Inny kolega ma półkach ma kolekcję misiów (takich misiów z bajek "nie dla dzieci" np. Southpark). Odwiedziny go to gra w różne gry, nawet w klocki z których budujemy wieżę (co nie jest proste). Ogólnie nadal wiele z moich znajomych i kumpli bawi się całymi godzinami w róźne gry, niczym wielkie dzieci. Niektórzy z nich grają za pieniądze, grając za pieniądze postaciami należącymi do innych graczy (pokonuje poziomy gry za nich). Ich tryb życia jest dwudniowy- grają na kompie przez 2 dni z rzędu, i idą spać na około kilkanaście godzin. 

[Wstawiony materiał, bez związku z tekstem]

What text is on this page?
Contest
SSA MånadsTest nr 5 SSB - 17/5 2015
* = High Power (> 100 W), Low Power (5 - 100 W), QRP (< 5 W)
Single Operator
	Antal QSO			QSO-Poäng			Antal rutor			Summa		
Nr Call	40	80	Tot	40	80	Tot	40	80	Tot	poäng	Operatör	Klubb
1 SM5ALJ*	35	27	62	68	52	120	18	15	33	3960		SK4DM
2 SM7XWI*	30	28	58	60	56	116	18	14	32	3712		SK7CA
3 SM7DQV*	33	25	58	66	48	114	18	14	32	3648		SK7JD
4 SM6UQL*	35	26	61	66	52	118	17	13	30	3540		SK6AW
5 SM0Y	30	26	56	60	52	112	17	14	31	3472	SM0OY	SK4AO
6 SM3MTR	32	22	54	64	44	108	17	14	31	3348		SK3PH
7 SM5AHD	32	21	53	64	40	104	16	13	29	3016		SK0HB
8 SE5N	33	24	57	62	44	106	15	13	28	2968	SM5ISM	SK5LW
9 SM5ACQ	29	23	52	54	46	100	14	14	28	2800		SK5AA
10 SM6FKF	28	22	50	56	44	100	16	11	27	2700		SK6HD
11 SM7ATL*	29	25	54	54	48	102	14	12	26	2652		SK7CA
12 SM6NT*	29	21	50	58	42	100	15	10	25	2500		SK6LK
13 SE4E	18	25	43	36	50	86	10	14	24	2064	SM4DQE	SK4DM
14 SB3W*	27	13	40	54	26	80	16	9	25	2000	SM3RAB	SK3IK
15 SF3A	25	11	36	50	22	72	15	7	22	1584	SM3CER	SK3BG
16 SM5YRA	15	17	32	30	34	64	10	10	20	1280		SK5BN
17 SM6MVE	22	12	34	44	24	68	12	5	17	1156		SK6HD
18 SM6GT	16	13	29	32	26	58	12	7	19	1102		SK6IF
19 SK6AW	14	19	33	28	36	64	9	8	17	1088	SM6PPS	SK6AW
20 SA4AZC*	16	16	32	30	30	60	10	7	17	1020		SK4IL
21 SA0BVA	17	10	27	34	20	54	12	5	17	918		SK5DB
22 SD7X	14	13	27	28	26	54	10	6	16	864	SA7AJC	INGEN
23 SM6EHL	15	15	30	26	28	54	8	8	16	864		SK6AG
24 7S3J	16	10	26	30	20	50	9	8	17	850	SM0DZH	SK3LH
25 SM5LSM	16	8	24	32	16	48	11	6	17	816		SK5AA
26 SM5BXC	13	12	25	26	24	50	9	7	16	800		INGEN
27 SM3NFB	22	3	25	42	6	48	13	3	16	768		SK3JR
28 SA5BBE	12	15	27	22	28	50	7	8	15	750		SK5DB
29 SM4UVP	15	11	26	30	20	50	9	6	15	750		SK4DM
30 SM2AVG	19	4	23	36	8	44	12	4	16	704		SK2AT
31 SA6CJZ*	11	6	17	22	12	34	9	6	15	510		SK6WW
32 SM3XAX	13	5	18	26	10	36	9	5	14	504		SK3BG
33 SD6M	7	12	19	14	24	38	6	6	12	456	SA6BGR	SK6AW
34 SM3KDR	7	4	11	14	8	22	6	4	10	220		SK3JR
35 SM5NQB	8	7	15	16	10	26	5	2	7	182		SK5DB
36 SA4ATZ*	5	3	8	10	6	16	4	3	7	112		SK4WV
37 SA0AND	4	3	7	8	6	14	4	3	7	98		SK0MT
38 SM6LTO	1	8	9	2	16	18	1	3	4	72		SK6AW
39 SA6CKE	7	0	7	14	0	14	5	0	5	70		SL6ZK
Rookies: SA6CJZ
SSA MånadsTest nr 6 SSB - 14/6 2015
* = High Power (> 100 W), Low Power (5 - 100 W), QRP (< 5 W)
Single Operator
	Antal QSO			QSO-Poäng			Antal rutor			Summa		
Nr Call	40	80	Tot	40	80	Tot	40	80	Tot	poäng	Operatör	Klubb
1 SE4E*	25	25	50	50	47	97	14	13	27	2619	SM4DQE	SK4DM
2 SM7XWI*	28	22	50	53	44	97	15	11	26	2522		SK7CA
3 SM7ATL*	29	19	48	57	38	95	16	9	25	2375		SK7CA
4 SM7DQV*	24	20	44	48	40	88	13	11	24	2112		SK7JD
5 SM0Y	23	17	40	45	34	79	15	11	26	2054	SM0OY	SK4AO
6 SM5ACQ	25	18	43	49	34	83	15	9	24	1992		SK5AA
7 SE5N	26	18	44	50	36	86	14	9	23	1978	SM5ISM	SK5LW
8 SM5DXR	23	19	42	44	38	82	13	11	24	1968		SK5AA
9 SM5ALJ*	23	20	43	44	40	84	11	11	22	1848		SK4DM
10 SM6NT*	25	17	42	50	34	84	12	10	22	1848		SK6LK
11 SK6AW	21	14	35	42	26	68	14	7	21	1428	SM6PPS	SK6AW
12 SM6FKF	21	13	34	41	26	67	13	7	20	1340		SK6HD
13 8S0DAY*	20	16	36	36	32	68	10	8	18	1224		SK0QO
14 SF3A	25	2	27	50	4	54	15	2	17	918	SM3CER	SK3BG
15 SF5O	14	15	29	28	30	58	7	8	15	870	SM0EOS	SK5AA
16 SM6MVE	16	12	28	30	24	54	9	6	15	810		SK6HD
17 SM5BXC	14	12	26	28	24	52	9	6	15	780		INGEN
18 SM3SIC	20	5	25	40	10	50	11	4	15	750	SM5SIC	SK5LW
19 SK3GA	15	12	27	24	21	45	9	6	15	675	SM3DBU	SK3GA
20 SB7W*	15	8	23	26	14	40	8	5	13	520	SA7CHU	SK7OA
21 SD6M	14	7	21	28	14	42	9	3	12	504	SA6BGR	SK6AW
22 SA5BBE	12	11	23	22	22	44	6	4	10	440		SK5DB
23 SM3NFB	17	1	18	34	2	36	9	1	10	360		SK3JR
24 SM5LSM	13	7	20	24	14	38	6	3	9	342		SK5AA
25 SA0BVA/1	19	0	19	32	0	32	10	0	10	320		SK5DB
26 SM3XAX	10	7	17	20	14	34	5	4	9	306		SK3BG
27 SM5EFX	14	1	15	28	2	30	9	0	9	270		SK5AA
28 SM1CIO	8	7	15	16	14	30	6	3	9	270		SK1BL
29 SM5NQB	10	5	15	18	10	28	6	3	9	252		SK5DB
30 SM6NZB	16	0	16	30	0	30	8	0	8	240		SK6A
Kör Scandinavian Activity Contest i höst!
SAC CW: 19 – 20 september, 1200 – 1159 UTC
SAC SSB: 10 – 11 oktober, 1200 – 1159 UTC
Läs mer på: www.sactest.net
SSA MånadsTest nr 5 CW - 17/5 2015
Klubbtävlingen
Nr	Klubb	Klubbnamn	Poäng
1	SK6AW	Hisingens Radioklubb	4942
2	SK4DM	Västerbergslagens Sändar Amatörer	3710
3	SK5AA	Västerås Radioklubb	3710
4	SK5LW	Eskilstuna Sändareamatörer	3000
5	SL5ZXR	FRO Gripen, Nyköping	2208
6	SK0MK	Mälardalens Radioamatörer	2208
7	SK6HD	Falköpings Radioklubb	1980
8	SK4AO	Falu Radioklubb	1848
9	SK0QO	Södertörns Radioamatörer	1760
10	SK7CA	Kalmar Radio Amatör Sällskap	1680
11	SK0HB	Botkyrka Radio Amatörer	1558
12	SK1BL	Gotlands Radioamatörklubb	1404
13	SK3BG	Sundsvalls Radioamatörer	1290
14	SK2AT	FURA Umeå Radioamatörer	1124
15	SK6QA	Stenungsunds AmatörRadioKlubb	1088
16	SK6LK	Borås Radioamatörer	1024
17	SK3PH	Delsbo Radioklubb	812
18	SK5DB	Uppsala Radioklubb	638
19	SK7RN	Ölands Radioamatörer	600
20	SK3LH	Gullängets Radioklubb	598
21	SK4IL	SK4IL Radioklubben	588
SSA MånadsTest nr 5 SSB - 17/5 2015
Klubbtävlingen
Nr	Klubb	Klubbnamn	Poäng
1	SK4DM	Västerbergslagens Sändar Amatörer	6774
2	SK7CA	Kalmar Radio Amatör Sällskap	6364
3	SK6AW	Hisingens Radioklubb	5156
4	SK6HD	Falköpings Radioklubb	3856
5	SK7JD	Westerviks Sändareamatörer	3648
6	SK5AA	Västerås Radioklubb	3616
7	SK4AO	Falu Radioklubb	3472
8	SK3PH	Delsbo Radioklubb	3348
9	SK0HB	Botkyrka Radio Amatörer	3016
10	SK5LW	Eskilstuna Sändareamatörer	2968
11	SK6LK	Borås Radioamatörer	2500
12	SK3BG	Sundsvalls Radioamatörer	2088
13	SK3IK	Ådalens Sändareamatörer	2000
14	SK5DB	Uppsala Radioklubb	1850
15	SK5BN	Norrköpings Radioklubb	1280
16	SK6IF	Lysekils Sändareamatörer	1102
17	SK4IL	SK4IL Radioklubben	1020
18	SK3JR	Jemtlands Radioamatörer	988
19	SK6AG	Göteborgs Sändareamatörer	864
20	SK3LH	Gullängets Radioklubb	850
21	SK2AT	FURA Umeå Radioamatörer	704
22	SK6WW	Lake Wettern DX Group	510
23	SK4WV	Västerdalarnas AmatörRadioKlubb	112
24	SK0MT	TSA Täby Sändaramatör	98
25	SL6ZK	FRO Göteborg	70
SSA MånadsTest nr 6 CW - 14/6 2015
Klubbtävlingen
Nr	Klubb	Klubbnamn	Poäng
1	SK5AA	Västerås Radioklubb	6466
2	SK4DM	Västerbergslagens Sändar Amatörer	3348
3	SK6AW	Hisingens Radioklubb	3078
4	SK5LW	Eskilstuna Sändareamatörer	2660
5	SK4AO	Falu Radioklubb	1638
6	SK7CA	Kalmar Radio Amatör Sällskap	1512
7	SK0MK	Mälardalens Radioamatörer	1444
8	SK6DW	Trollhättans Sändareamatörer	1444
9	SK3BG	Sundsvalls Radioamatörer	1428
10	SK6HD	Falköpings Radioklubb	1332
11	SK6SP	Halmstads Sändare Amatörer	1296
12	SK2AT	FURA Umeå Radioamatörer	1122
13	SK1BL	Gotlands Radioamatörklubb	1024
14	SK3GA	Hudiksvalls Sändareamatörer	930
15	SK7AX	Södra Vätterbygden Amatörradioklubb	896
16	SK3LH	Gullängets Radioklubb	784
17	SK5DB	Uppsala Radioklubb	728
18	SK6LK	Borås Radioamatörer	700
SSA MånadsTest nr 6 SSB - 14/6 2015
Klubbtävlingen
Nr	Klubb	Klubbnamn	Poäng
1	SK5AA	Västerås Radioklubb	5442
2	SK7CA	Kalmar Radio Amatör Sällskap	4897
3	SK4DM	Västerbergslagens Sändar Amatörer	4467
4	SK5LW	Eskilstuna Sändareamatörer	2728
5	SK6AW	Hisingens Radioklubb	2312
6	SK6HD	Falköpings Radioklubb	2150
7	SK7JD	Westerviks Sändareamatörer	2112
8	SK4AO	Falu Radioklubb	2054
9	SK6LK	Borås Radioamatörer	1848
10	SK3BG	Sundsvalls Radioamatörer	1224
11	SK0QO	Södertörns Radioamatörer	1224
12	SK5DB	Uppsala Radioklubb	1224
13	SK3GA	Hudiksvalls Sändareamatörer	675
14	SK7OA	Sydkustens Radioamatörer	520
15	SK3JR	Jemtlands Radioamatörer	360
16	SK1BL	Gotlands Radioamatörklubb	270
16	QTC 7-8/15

Czy to dziecko, czy dorosły?
Idziesz na skatepark i nie wiesz, to to coś w tiulowej sukience to nastoletnia otyła dziewczynka, czy też dorosła kobieta około 30 lat. Styl ubioru jest coraz częściej taki sam o 30-latka jak u 10-latka. Nie wiesz, czy wielki koleś, większy od ciebie znacznie, to otyłe, masakrycznie przerośnięte bo wychowane na hormonach z mięsa-  dziecko w wieku lat 13-nastu, czy też ktoś dorosły. Baby face, twarz jak u dziecka, to cecha wielu 20-to - 30-to latków  wychowanych w bezstresowym życiu. Po ich twarzy nie powiesz, czy mają 15 czy 45 lat, bo tego nie widać także dzięki substancjom odurzającym jakie te osoby konsumują. Palenie trawy jakby usuwa zmarszczki, powoduje że nie masz śladu stresu na twarzy. 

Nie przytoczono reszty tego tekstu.